With the daily turnover in the foreign exchange markets estimated to be around $1.5trn (e1.6trn), the potential for trading on internet platforms is huge. However, FX has been one of the slowest markets to move to new mechanisms for trading, partly because most FX trading has been electronic for some time, using mostly the Reuters 2000 and EBS systems. But a number of internet platforms are already up and running and new initiatives are due to go live within months.

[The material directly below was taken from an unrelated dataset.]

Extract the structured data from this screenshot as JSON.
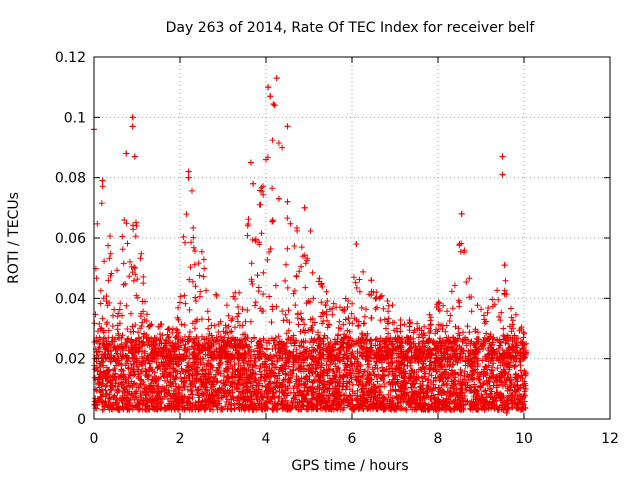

As in other asset classes, the internet throws open the doors to the market. Although initially perceived as a threat, the major FX broker-dealers are beginning to realise that the technology will enable them to offer better trading services to their clients, as well as to achieve greater efficiency and lower costs in the processing of transactions.
Among the FX platforms that have gone live are CFOWeb, Currenex, Gain Capital, Hotspot FX and Volbroker. The platforms are attempting to distinguish themselves in terms of their backing and the liquidity this promises, their technology and the nature of their market – whether it is anonymous, includes settlement and so on.
Two platforms due to go live this year are likely to have a big impact on the market because they are backed by major players. Atriax is due to launch in the second quarter and has the support of 60 banks, including Citibank, Chase Manhattan and Deutsche Bank. It is also backed by Reuters, which is providing market data and news, and is using technology developed by Integral Development, which is behind CFOWeb. Going head-to-head with Atriax will be FXall, due to launch in March, backed by over 30 institutions, around half of which are also backing Atriax. Competing against these will also be Hotspot FX, newly launched and offering auction style trading.
Despite this proliferation of platforms, Boston-based research organisation Celent forecasts that it will take until 2004 before internet-based FX trading grows from its current 5% percent of the market to 50%. The new platforms will “forever change the foreign exchange market and will eventually lead to a truly transparent, liquid market,” says Celent analyst Fritz McCormick.
Although most of the derivatives exchanges outside of Chicago are now electronic, the over-the-counter derivatives markets have been slower to move to new technology. However, this is changing fast, with a number of platforms now live or in the late stages of preparation.
North Carolina-based Blackbird was one of the first into the swaps market, and now handles interbank trading in euro and sterling as well as dollar swaps. Although it is installed in over 80 US and European banks and dealers, it faces emerging competition from SwapsWire, set up last year by 10 major dealers, as well as the platforms of leading broker-dealers Garban Intercapital and Cantor Fitzgerald. Supporting electronic OTC trading is SwapClear, a netting and clearing facility set up by the London Clearing House in which it acts as central counterparty.
In the rapidly expanding credit derivatives markets, there is vigorous competition between New York-based Creditex, London-based CreditTrade and New York-based hybrid voice and electronic broker GFInet.
Barely a week goes by now without the announcement of some new trading platform and investors can probably find an online venue to suit whatever instrument or style of trading they seek. However, the major issue is liquidity, with many of the platforms struggling to win volumes. There are already more electronic venues than can survive in the long term, with many banks and broker-dealers hedging their bets and supporting competing platforms. Forecasting the winners would be useful because although most platforms claim to offer internet links, in reality many of the connections are still via dedicated lines.